Contributed by Will Kaplan / Curatorial collective Immaterial Projects calls its group show at The Active Space in Bushwick “The Beginning of the End.” It might seem a bit late for the beginning. We can trace the sense of perpetual crisis as far back as we like: Trump’s first term, Citizens United, the Reagan years, and farther still. But by keeping the show’s formal scope to semi-traditional paintings, Immaterial Projects captures elements of past and present alike that still smack us in the face. The show’s colors span cement and sepia, hanging along the gallery’s opposing corners to illustrate decay in both urban and natural landscapes.
Take the irregular canvases of Greg Dzurita, two of which flank the gallery entrance.
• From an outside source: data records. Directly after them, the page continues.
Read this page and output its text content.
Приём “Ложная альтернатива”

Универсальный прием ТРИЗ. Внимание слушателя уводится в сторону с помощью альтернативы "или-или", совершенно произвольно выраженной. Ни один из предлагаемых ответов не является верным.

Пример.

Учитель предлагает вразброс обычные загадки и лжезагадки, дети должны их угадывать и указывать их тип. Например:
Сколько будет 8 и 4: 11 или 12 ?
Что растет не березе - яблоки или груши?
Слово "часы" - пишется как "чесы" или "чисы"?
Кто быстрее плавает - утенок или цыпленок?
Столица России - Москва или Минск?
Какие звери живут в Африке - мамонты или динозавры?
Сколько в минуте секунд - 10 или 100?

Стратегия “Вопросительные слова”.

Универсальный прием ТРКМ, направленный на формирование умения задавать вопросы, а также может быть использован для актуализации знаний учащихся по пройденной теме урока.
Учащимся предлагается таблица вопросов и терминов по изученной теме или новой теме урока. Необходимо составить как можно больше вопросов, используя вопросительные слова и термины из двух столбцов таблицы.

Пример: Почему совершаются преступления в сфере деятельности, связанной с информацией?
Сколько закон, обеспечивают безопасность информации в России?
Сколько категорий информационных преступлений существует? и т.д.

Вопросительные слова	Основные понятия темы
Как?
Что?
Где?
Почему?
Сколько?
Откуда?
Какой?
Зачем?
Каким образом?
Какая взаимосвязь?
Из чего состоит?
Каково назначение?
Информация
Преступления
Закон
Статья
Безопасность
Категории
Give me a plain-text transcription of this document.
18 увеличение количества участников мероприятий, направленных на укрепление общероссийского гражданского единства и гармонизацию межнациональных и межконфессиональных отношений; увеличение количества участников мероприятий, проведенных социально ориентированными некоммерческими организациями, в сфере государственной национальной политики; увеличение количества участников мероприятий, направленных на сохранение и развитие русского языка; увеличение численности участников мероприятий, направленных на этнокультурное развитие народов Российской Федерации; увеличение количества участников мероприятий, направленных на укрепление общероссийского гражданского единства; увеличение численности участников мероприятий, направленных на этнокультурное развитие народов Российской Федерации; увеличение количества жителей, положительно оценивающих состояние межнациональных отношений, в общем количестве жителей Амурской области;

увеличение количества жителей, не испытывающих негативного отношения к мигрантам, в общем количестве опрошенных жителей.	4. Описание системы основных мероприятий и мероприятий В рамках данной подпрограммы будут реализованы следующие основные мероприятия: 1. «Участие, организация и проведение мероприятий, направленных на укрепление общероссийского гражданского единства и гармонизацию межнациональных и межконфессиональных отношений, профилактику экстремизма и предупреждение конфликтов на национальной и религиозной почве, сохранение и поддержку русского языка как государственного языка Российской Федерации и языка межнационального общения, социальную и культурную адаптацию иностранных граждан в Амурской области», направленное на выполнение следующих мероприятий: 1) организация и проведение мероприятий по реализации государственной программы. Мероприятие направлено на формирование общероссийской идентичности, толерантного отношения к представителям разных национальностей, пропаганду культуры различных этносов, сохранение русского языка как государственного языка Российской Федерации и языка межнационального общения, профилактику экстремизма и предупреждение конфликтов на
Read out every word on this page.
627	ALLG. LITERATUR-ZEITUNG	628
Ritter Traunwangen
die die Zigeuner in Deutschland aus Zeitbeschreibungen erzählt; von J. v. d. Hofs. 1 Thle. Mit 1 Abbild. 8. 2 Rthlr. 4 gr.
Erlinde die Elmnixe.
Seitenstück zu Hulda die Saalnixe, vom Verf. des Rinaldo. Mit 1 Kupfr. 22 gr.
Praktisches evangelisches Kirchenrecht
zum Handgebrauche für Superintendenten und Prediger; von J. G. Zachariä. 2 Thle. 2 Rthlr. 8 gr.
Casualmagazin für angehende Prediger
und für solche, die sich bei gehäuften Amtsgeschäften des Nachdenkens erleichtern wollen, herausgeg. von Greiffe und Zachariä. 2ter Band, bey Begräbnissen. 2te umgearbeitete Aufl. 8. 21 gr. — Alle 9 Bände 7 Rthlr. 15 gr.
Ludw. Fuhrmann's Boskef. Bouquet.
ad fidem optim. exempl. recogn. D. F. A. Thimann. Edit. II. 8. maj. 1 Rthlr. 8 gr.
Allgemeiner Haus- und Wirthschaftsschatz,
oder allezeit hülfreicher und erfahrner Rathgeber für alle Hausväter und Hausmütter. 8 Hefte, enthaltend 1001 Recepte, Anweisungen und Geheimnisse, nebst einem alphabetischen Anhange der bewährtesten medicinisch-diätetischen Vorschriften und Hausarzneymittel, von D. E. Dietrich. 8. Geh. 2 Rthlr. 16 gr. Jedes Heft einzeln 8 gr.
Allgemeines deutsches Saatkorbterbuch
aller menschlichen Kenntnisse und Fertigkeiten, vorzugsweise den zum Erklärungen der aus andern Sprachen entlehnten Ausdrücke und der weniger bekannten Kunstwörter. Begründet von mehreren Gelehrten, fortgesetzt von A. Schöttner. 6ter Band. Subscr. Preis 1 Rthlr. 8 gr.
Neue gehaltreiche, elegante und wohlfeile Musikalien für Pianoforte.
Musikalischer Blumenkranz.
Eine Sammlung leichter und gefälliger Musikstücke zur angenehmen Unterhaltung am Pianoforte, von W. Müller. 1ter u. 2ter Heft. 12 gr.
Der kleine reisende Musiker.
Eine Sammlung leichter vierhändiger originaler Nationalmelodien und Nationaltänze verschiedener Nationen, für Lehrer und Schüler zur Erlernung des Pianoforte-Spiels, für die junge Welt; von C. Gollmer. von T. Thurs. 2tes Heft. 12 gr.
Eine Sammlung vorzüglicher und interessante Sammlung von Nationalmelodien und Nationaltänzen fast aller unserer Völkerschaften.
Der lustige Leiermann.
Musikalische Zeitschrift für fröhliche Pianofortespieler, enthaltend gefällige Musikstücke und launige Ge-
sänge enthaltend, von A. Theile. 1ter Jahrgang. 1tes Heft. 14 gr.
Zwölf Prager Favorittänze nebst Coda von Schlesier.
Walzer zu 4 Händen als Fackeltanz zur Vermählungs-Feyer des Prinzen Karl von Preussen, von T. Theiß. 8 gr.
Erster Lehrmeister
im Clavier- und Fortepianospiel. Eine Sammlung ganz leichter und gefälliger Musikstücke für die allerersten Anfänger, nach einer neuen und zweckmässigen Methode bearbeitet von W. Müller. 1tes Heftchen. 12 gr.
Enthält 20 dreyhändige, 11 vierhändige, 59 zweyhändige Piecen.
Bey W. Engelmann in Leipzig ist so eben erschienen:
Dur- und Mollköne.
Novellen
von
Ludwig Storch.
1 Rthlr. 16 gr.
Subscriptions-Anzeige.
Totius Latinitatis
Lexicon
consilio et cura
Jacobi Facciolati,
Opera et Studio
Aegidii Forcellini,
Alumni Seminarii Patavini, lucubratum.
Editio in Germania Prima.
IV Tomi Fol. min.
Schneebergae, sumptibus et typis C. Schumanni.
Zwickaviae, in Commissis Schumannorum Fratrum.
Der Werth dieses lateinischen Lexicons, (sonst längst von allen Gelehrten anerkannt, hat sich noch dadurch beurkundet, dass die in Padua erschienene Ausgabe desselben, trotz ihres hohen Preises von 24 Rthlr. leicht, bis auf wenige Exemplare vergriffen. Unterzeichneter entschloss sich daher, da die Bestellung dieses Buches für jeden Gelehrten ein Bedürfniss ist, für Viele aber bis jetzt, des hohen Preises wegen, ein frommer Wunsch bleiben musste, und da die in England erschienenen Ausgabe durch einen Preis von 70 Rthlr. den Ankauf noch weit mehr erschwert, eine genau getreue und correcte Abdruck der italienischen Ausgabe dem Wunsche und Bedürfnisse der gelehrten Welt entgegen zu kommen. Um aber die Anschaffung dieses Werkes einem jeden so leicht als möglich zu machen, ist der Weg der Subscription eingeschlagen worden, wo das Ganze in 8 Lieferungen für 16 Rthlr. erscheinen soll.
Their precise curvatures and industrial palette – like rust or concrete – evoke all the promise and austerity of Modernism. They are both soft and severe. The black circles appearing in But No One Left and In Oscillation read as either ominous voids or, to me, surveying lenses. With its seductive tilt towards order, does this ambient architecture constrict our natural impulses, our inherent freedoms?

In two neighboring paintings, Wendi Men leavens Dzurita’s rigidity with fierce gestures in acrylic and oil paint. Tensions vibrate between dark swaths and neon smears. Graffiti-like marks lash out at drab backgrounds. These works establish a dialogue with Bushwick itself, where tags and fill-ins either brighten or blight the neighborhood.
On the opposite wall, an orange haze pervades several canvases, immediately suggesting the new norm of forest fires and their long-range pollutants. This wall begins with a before-and-after diptych from Tracie Lee. On the left is Many Paths, a lush, bioluminescent forest and a moment of beauty. It sets the stage for its sobering counterpart to the right, Respiration and Collapse, which depicts a blazing landscape.

In Fronds I, which embodies a similar interplay of time and color, Natalie Ortiz lays just a few strokes of green over the burnt sienna underpainting of a palm tree. The preparatory image – painted in thin, dripping washes – appears like a frond bleeding under an ashen sun. Left raw, the work trembles with potential energy: the ghost of the vibrant arbor this palm could have become. It’s as if its painter had to flee the easel, lest the flames get her too.
Using that same orange, Jebediah Long’s zany paintings inject some gallows humor. In eye-popping explosions of paint such as Bang of Ordinary Size and The Powers That Be, Long depicts cinematic events of destruction. But he does so cartoonishly, maintaining a Vonnegut-esque sigh at the childish denialism that leads to ruin and the idiocy of merely waiting for mass-casualty panic.


John Fleming’s superb painting – tellingly titled Beetle With The Posture of a Conqueror – provides grounding and identification. In his abstracted view of a quadruped seen from above, a light gray-blue twists over black masses and glistening crimson to render something like the insect’s abdomen. This critter is the show’s strongest figure, its clearest protagonist – perfectly attuned to the end-times theme – and our grim stand-in. From an eerie remove, we see an animal of unnatural coloring distorted, dismembered, and dissolving into its surroundings.
“The Beginning of the End,” Immaterial Projects, The Active Space, 566 Johnson Avenue, Brooklyn, NY. Through May 31, 2025.
About the author: Will Kaplan is a Queens-based artist and writer. His work has been shown at the Spring/Break Art Fair and Pete’s Candy Store, and on Governors Island. He has written for many publications including Artspiel, Copy, and Passing Notes.